再跟踪:2025年地方债务及城投监管政策
Huachuang Securities· 2025-04-10 08:15
Report Industry Investment Rating No information provided regarding the report industry investment rating. Core Viewpoint In 2025, the central government's focus on local debt supervision is more on the implementation of the 1 trillion yuan debt - resolution policy and strict control of new implicit debts. The exchanges have also clarified regulations on bond issuance by urban investment entities in line with the latest debt - resolution policies. It is expected that the supervision of urban investment financing will remain strict this year, and the supply of urban investment bonds may stay at a low level [4][11]. Section Summaries 1. Urban Investment Bond Financing Supervision - First, the "335 indicators" for urban investment bond issuance are publicly and explicitly included in the information disclosure scope, making the regulatory system for bond issuance review of urban investment entities clearer [2][5]. - Second, well - qualified urban investment entities can use the raised funds for project construction with proper procedures and good returns, but the incremental amount may be relatively limited [2][6]. - Third, when urban investment bond funds are used to repay existing debts, the details of the debts to be repaid should be disclosed in principle, and a commitment should be made that the debts do not involve local government implicit debts, indicating stricter supervision of implicit debts at the exchange level [2][6]. 2. Local Debt Supervision - Continue to improve and implement the package debt - resolution plan, emphasizing the solid implementation and refinement of implicit debt replacement work.
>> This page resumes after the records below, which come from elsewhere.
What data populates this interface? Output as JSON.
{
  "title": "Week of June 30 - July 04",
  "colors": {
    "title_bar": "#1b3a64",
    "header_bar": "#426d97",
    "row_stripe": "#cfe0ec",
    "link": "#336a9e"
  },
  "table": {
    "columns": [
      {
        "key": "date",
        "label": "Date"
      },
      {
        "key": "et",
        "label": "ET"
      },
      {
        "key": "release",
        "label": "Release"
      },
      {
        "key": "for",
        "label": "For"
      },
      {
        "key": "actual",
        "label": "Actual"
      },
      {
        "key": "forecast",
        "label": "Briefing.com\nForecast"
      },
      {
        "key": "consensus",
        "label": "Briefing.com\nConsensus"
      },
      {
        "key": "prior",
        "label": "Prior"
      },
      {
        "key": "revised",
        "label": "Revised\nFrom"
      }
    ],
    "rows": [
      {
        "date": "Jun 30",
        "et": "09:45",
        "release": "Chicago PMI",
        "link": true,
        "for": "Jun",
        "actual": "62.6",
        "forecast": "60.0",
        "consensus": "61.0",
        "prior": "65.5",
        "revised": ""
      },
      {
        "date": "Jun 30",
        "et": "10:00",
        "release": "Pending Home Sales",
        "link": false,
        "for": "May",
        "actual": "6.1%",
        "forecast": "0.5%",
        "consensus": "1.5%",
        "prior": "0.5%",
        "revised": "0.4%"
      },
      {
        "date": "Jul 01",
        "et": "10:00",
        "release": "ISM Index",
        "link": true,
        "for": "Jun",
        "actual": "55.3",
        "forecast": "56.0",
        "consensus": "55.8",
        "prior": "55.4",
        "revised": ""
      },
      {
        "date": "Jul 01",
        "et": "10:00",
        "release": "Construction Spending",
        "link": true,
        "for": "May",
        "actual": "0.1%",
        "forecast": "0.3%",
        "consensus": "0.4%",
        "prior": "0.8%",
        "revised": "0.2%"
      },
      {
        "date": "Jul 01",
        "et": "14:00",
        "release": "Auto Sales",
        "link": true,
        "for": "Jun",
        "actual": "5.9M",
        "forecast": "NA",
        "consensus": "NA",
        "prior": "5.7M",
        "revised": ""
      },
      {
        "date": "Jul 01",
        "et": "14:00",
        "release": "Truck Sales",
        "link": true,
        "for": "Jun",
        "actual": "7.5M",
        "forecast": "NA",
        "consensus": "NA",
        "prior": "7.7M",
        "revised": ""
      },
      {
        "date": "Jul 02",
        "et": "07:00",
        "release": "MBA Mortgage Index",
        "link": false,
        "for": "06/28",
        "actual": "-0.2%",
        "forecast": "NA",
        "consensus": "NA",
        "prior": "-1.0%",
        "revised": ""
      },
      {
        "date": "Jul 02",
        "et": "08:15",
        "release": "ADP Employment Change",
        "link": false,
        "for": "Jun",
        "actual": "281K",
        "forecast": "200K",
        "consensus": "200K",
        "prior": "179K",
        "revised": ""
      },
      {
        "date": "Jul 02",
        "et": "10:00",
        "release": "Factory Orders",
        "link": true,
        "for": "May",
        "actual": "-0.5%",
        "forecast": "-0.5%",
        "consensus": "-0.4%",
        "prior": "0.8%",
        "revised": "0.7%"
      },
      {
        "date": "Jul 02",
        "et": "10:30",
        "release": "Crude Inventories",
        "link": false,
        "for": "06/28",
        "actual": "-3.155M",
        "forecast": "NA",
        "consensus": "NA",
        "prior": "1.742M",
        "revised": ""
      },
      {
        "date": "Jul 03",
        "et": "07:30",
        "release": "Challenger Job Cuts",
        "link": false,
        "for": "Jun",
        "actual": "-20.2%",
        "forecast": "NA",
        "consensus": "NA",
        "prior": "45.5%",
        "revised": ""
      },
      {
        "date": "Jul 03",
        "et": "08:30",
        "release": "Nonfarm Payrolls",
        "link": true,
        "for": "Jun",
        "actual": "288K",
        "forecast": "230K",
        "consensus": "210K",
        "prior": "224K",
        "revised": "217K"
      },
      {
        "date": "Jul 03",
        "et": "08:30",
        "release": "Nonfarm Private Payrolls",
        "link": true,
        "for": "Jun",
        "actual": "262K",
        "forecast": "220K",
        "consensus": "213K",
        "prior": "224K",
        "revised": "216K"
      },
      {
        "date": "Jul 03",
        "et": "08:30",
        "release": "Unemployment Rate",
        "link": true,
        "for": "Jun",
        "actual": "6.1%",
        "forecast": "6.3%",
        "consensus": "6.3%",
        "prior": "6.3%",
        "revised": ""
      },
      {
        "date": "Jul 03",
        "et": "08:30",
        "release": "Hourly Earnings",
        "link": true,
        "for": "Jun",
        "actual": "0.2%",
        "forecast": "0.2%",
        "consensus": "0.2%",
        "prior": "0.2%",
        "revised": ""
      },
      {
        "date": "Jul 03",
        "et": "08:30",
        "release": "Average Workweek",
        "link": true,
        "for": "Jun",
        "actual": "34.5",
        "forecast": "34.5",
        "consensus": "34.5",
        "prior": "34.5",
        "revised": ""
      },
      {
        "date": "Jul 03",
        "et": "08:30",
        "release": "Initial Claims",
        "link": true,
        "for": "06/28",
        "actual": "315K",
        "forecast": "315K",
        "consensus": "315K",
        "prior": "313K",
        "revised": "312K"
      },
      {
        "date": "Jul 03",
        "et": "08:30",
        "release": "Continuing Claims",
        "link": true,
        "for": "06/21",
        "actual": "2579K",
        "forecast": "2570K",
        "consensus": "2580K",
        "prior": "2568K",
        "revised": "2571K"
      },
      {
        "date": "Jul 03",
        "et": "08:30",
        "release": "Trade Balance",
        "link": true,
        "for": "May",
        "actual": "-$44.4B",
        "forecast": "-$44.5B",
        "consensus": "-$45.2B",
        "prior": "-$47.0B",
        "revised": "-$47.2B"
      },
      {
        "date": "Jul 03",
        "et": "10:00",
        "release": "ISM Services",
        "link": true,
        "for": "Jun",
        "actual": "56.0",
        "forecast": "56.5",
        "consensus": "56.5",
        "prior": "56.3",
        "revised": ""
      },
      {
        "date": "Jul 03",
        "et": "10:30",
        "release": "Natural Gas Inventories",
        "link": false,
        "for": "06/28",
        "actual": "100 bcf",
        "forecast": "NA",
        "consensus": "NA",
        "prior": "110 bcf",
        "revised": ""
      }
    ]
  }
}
For example, the Ministry of Finance and relevant departments have made a series of requirements and arrangements [8]. - Maintain high - pressure supervision on implicit debts and take "no new implicit debts" as an "iron - clad discipline". Relevant departments have repeatedly emphasized strict punishment for illegal debt - raising and false debt - resolution [9]. - Promote the market - oriented transformation of urban investment entities, requiring not to set up new financing platforms in any name and cut off the "tentacles" of borrowing through other channels. The government work report and relevant departments have put forward corresponding requirements [9].